Make your Thanksgiving table conversation a little dirty this year.

My very good friend makes dirty rice using a box of Zataran’s, and swears that no matter what spice blend he uses or how much he tries, homemade never tastes as good. This recipe is it, the homemade dirty rice recipe that kicks the pants off a box of Zataran’s, and it’s surprisingly simple to throw together. The hardest part of the whole thing is finding the chicken livers. (I found them at Whole Foods, a 1 pound tub for $5 which is a little expensive for organ meat but they were also organic.) I was told at Sprouts that they only carry them around the holidays, so maybe this holiday season you will have a little more luck in finding them.

wild game recipes

Let me tell you, this recipe is awesome for several reasons. First, it makes A TON of food. So much food, in fact, that my husband’s eyes light up at the mere thought of how much food is actually being made. Secondly, it’s soooooo easy. I think it’s adapted from a Paula Dean recipe. There is none of this cooking the rice and meat together nonsense, or having to adjust the liquid if you want brown rice. You make four cups of rice. As that’s steaming away, you sauté the veg, add and brown the meat, throw in the chicken livers and then mix in the already-cooked rice once it’s done steaming and that’s it. Easy. Freaking. Peasy.

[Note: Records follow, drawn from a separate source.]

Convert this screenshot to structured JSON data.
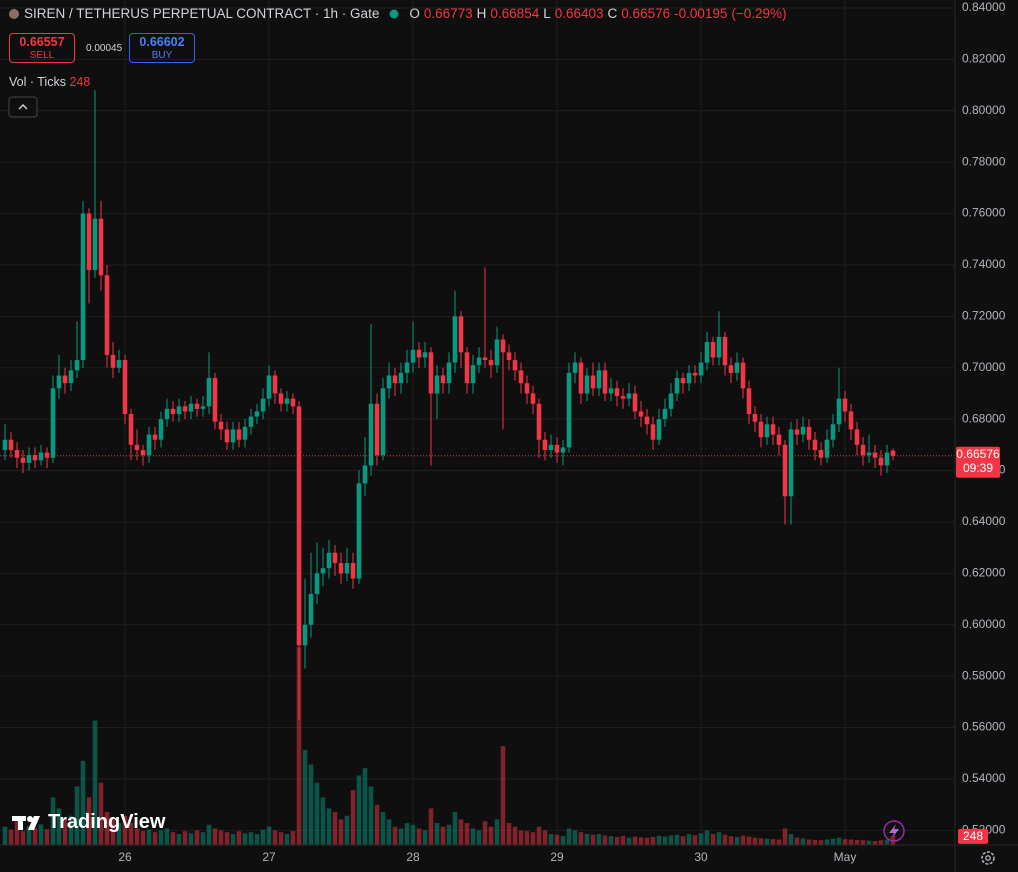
{
  "header": {
    "title": "SIREN / TETHERUS PERPETUAL CONTRACT · 1h · Gate",
    "ohlc_keys": [
      "O",
      "H",
      "L",
      "C"
    ],
    "change": -0.00195,
    "change_pct": {
      "value": -0.29,
      "label": "(−0.29%)"
    }
  },
  "trade": {
    "sell_price": 0.66557,
    "sell_label": "SELL",
    "spread": 0.00045,
    "buy_price": 0.66602,
    "buy_label": "BUY"
  },
  "volume_legend": "Vol · Ticks",
  "logo": "TradingView",
  "chart_data": {
    "type": "candlestick",
    "categories": [
      null,
      null,
      null,
      null,
      null,
      null,
      null,
      null,
      null,
      null,
      null,
      null,
      null,
      null,
      null,
      null,
      null,
      null,
      null,
      null,
      "26",
      null,
      null,
      null,
      null,
      null,
      null,
      null,
      null,
      null,
      null,
      null,
      null,
      null,
      null,
      null,
      null,
      null,
      null,
      null,
      null,
      null,
      null,
      null,
      "27",
      null,
      null,
      null,
      null,
      null,
      null,
      null,
      null,
      null,
      null,
      null,
      null,
      null,
      null,
      null,
      null,
      null,
      null,
      null,
      null,
      null,
      null,
      null,
      "28",
      null,
      null,
      null,
      null,
      null,
      null,
      null,
      null,
      null,
      null,
      null,
      null,
      null,
      null,
      null,
      null,
      null,
      null,
      null,
      null,
      null,
      null,
      null,
      "29",
      null,
      null,
      null,
      null,
      null,
      null,
      null,
      null,
      null,
      null,
      null,
      null,
      null,
      null,
      null,
      null,
      null,
      null,
      null,
      null,
      null,
      null,
      null,
      "30",
      null,
      null,
      null,
      null,
      null,
      null,
      null,
      null,
      null,
      null,
      null,
      null,
      null,
      null,
      null,
      null,
      null,
      null,
      null,
      null,
      null,
      null,
      null,
      "May",
      null,
      null,
      null,
      null,
      null,
      null,
      null,
      null
    ],
    "open": [
      0.668,
      0.672,
      0.668,
      0.665,
      0.663,
      0.666,
      0.664,
      0.667,
      0.665,
      0.692,
      0.697,
      0.694,
      0.699,
      0.703,
      0.76,
      0.738,
      0.758,
      0.736,
      0.705,
      0.7,
      0.703,
      0.682,
      0.67,
      0.668,
      0.666,
      0.674,
      0.672,
      0.68,
      0.684,
      0.682,
      0.685,
      0.683,
      0.686,
      0.684,
      0.685,
      0.696,
      0.679,
      0.676,
      0.671,
      0.676,
      0.672,
      0.677,
      0.681,
      0.683,
      0.688,
      0.697,
      0.69,
      0.686,
      0.688,
      0.685,
      0.592,
      0.6,
      0.612,
      0.62,
      0.622,
      0.628,
      0.624,
      0.62,
      0.624,
      0.618,
      0.655,
      0.662,
      0.686,
      0.666,
      0.692,
      0.697,
      0.694,
      0.698,
      0.702,
      0.707,
      0.704,
      0.706,
      0.69,
      0.697,
      0.694,
      0.702,
      0.72,
      0.706,
      0.694,
      0.701,
      0.704,
      0.703,
      0.701,
      0.711,
      0.706,
      0.703,
      0.699,
      0.694,
      0.69,
      0.686,
      0.672,
      0.668,
      0.67,
      0.667,
      0.669,
      0.698,
      0.702,
      0.69,
      0.697,
      0.692,
      0.699,
      0.69,
      0.692,
      0.689,
      0.688,
      0.69,
      0.683,
      0.681,
      0.678,
      0.672,
      0.68,
      0.684,
      0.69,
      0.696,
      0.694,
      0.698,
      0.697,
      0.702,
      0.71,
      0.704,
      0.712,
      0.701,
      0.698,
      0.702,
      0.692,
      0.682,
      0.679,
      0.673,
      0.678,
      0.674,
      0.67,
      0.65,
      0.676,
      0.674,
      0.677,
      0.672,
      0.668,
      0.665,
      0.672,
      0.678,
      0.688,
      0.683,
      0.676,
      0.67,
      0.666,
      0.667,
      0.665,
      0.662,
      0.66773
    ],
    "high": [
      0.678,
      0.675,
      0.671,
      0.668,
      0.669,
      0.669,
      0.67,
      0.669,
      0.697,
      0.705,
      0.7,
      0.703,
      0.718,
      0.765,
      0.762,
      0.808,
      0.765,
      0.74,
      0.71,
      0.707,
      0.705,
      0.684,
      0.676,
      0.67,
      0.677,
      0.677,
      0.683,
      0.688,
      0.687,
      0.688,
      0.687,
      0.689,
      0.688,
      0.689,
      0.706,
      0.698,
      0.682,
      0.679,
      0.679,
      0.679,
      0.68,
      0.684,
      0.686,
      0.692,
      0.701,
      0.699,
      0.692,
      0.691,
      0.69,
      0.687,
      0.618,
      0.628,
      0.632,
      0.63,
      0.633,
      0.631,
      0.628,
      0.63,
      0.628,
      0.66,
      0.673,
      0.717,
      0.69,
      0.696,
      0.702,
      0.7,
      0.702,
      0.707,
      0.718,
      0.71,
      0.71,
      0.708,
      0.701,
      0.7,
      0.706,
      0.73,
      0.722,
      0.708,
      0.705,
      0.708,
      0.739,
      0.707,
      0.716,
      0.713,
      0.709,
      0.706,
      0.702,
      0.697,
      0.693,
      0.688,
      0.675,
      0.674,
      0.673,
      0.672,
      0.702,
      0.706,
      0.704,
      0.7,
      0.702,
      0.702,
      0.702,
      0.696,
      0.695,
      0.692,
      0.694,
      0.693,
      0.687,
      0.684,
      0.681,
      0.684,
      0.688,
      0.694,
      0.699,
      0.698,
      0.701,
      0.701,
      0.706,
      0.714,
      0.712,
      0.722,
      0.714,
      0.704,
      0.706,
      0.704,
      0.695,
      0.685,
      0.682,
      0.681,
      0.681,
      0.677,
      0.672,
      0.679,
      0.68,
      0.681,
      0.68,
      0.675,
      0.671,
      0.676,
      0.682,
      0.7,
      0.691,
      0.686,
      0.679,
      0.673,
      0.674,
      0.67,
      0.668,
      0.67,
      0.66854
    ],
    "low": [
      0.664,
      0.665,
      0.661,
      0.659,
      0.66,
      0.661,
      0.662,
      0.661,
      0.663,
      0.688,
      0.69,
      0.691,
      0.696,
      0.7,
      0.725,
      0.735,
      0.73,
      0.7,
      0.696,
      0.698,
      0.678,
      0.664,
      0.664,
      0.662,
      0.663,
      0.668,
      0.669,
      0.677,
      0.679,
      0.679,
      0.68,
      0.68,
      0.681,
      0.681,
      0.682,
      0.676,
      0.672,
      0.668,
      0.668,
      0.669,
      0.669,
      0.674,
      0.678,
      0.68,
      0.685,
      0.686,
      0.683,
      0.683,
      0.682,
      0.563,
      0.583,
      0.595,
      0.608,
      0.615,
      0.618,
      0.619,
      0.616,
      0.617,
      0.614,
      0.616,
      0.65,
      0.658,
      0.662,
      0.664,
      0.688,
      0.689,
      0.69,
      0.694,
      0.698,
      0.7,
      0.7,
      0.662,
      0.68,
      0.69,
      0.69,
      0.698,
      0.7,
      0.69,
      0.69,
      0.698,
      0.7,
      0.696,
      0.698,
      0.676,
      0.699,
      0.695,
      0.69,
      0.686,
      0.682,
      0.665,
      0.664,
      0.665,
      0.663,
      0.662,
      0.667,
      0.694,
      0.686,
      0.687,
      0.689,
      0.689,
      0.687,
      0.687,
      0.685,
      0.684,
      0.685,
      0.68,
      0.677,
      0.674,
      0.668,
      0.67,
      0.677,
      0.681,
      0.687,
      0.69,
      0.691,
      0.694,
      0.694,
      0.699,
      0.701,
      0.701,
      0.697,
      0.694,
      0.695,
      0.688,
      0.678,
      0.675,
      0.669,
      0.67,
      0.67,
      0.666,
      0.639,
      0.639,
      0.67,
      0.671,
      0.668,
      0.664,
      0.662,
      0.663,
      0.669,
      0.675,
      0.679,
      0.672,
      0.666,
      0.662,
      0.663,
      0.661,
      0.658,
      0.659,
      0.66403
    ],
    "close": [
      0.672,
      0.668,
      0.665,
      0.663,
      0.666,
      0.664,
      0.667,
      0.665,
      0.692,
      0.697,
      0.694,
      0.699,
      0.703,
      0.76,
      0.738,
      0.758,
      0.736,
      0.705,
      0.7,
      0.703,
      0.682,
      0.67,
      0.668,
      0.666,
      0.674,
      0.672,
      0.68,
      0.684,
      0.682,
      0.685,
      0.683,
      0.686,
      0.684,
      0.685,
      0.696,
      0.679,
      0.676,
      0.671,
      0.676,
      0.672,
      0.677,
      0.681,
      0.683,
      0.688,
      0.697,
      0.69,
      0.686,
      0.688,
      0.685,
      0.592,
      0.6,
      0.612,
      0.62,
      0.622,
      0.628,
      0.624,
      0.62,
      0.624,
      0.618,
      0.655,
      0.662,
      0.686,
      0.666,
      0.692,
      0.697,
      0.694,
      0.698,
      0.702,
      0.707,
      0.704,
      0.706,
      0.69,
      0.697,
      0.694,
      0.702,
      0.72,
      0.706,
      0.694,
      0.701,
      0.704,
      0.703,
      0.701,
      0.711,
      0.706,
      0.703,
      0.699,
      0.694,
      0.69,
      0.686,
      0.672,
      0.668,
      0.67,
      0.667,
      0.669,
      0.698,
      0.702,
      0.69,
      0.697,
      0.692,
      0.699,
      0.69,
      0.692,
      0.689,
      0.688,
      0.69,
      0.683,
      0.681,
      0.678,
      0.672,
      0.68,
      0.684,
      0.69,
      0.696,
      0.694,
      0.698,
      0.697,
      0.702,
      0.71,
      0.704,
      0.712,
      0.701,
      0.698,
      0.702,
      0.692,
      0.682,
      0.679,
      0.673,
      0.678,
      0.674,
      0.67,
      0.65,
      0.676,
      0.674,
      0.677,
      0.672,
      0.668,
      0.665,
      0.672,
      0.678,
      0.688,
      0.683,
      0.676,
      0.67,
      0.666,
      0.667,
      0.665,
      0.662,
      0.667,
      0.66576
    ],
    "volume": [
      500,
      420,
      650,
      380,
      520,
      460,
      560,
      430,
      1300,
      1000,
      700,
      800,
      1600,
      2300,
      1300,
      3400,
      1700,
      900,
      700,
      600,
      800,
      600,
      450,
      380,
      420,
      350,
      400,
      450,
      350,
      300,
      380,
      320,
      400,
      350,
      550,
      450,
      400,
      350,
      300,
      380,
      320,
      350,
      300,
      420,
      500,
      400,
      350,
      300,
      380,
      5400,
      2600,
      2200,
      1700,
      1300,
      1000,
      900,
      700,
      800,
      1500,
      1900,
      2100,
      1600,
      1100,
      900,
      700,
      500,
      450,
      600,
      550,
      450,
      400,
      1000,
      600,
      500,
      550,
      900,
      700,
      600,
      450,
      400,
      650,
      500,
      700,
      2700,
      600,
      500,
      400,
      380,
      350,
      500,
      400,
      300,
      280,
      250,
      450,
      400,
      350,
      300,
      280,
      300,
      260,
      240,
      220,
      250,
      200,
      230,
      210,
      200,
      220,
      250,
      230,
      260,
      280,
      240,
      300,
      270,
      320,
      400,
      300,
      350,
      280,
      240,
      220,
      260,
      230,
      200,
      180,
      170,
      160,
      150,
      450,
      300,
      200,
      180,
      150,
      140,
      130,
      150,
      170,
      200,
      160,
      150,
      140,
      130,
      120,
      110,
      130,
      150,
      248
    ],
    "ylim": [
      0.5143,
      0.8431
    ],
    "yticks": [
      {
        "value": 0.84,
        "label": "0.84000"
      },
      {
        "value": 0.82,
        "label": "0.82000"
      },
      {
        "value": 0.8,
        "label": "0.80000"
      },
      {
        "value": 0.78,
        "label": "0.78000"
      },
      {
        "value": 0.76,
        "label": "0.76000"
      },
      {
        "value": 0.74,
        "label": "0.74000"
      },
      {
        "value": 0.72,
        "label": "0.72000"
      },
      {
        "value": 0.7,
        "label": "0.70000"
      },
      {
        "value": 0.68,
        "label": "0.68000"
      },
      {
        "value": 0.66,
        "label": "0.66000"
      },
      {
        "value": 0.64,
        "label": "0.64000"
      },
      {
        "value": 0.62,
        "label": "0.62000"
      },
      {
        "value": 0.6,
        "label": "0.60000"
      },
      {
        "value": 0.58,
        "label": "0.58000"
      },
      {
        "value": 0.56,
        "label": "0.56000"
      },
      {
        "value": 0.54,
        "label": "0.54000"
      },
      {
        "value": 0.52,
        "label": "0.52000"
      }
    ],
    "y2lim": [
      0,
      5600
    ],
    "countdown": "09:39",
    "grid": true,
    "up_color": "#089981",
    "down_color": "#f23645",
    "volume_up_color": "rgba(8,153,129,0.5)",
    "volume_down_color": "rgba(242,54,69,0.5)"
  }
}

What you get is a wonderful giant mass of food with little bits of meat and liver in it that’s somewhat akin to a Thanksgiving stuffing. You could totally use this in place of stuffing, which could be good if you have gluten free guests or maybe you just don’t want all that extra bread. And, since the recipe makes so much you shouldn’t need to double it unless you’re cooking for more than 8 or so.

wild game recipes

A few recipe notes here. I made this two ways: one with breakfast sausage and one with plain ground venison. I will say the breakfast sausage version tasted better, although that could also be because when I did it with the plain ground meat I didn’t chop up the chicken livers enough. Which brings me to my next point: make sure you really get those chicken livers to a small dice. Get your rice cooking, and while that is bubbling away take the time to really cut the livers small. You have to wait for the rice to finish cooking anyway. I have it pictured here topped with cheese, but honestly it doesn’t even need it.

Dirty Rice


  • 2 tablespoons bacon grease (or other really flavorful fat, or butter than you let brown a little)
  • 1lb ground venison (or venison sausage, out of the casings)
  • 1lb chicken livers (chopped into very small pieces)
  • 1 bell pepper (diced)
  • 1 onion (diced)
  • 4 cups rice (cooked)
  • salt and pepper to taste

for garnish (Optional)

  • grated cheese
  • snipped chives


Step 1
First, set your rice to cook and make sure it's almost finished before starting everything else. Then, heat a large dutch oven or pot over medium high heat and add your fat (or strips of bacon if you're rendering it out) until hot. Then add the venison and brown with some salt and a heavy dose of pepper. Once the meat is brown, add the onion and bell pepper and cook until the onions are translucent and the peppers are soft, about 4-5 minutes. Finally, add the chicken livers and cook until cooked through.
Step 2
Add the cooked rice and mix well, making sure the rice is warmed through if using leftover rice from the fridge. Serve warm.

Non game substitution: Any ground meat or ground sausage will do here, just keep in mind that if you’re using something heavily spiced (like Chorizo) it’s going to come across in the dish.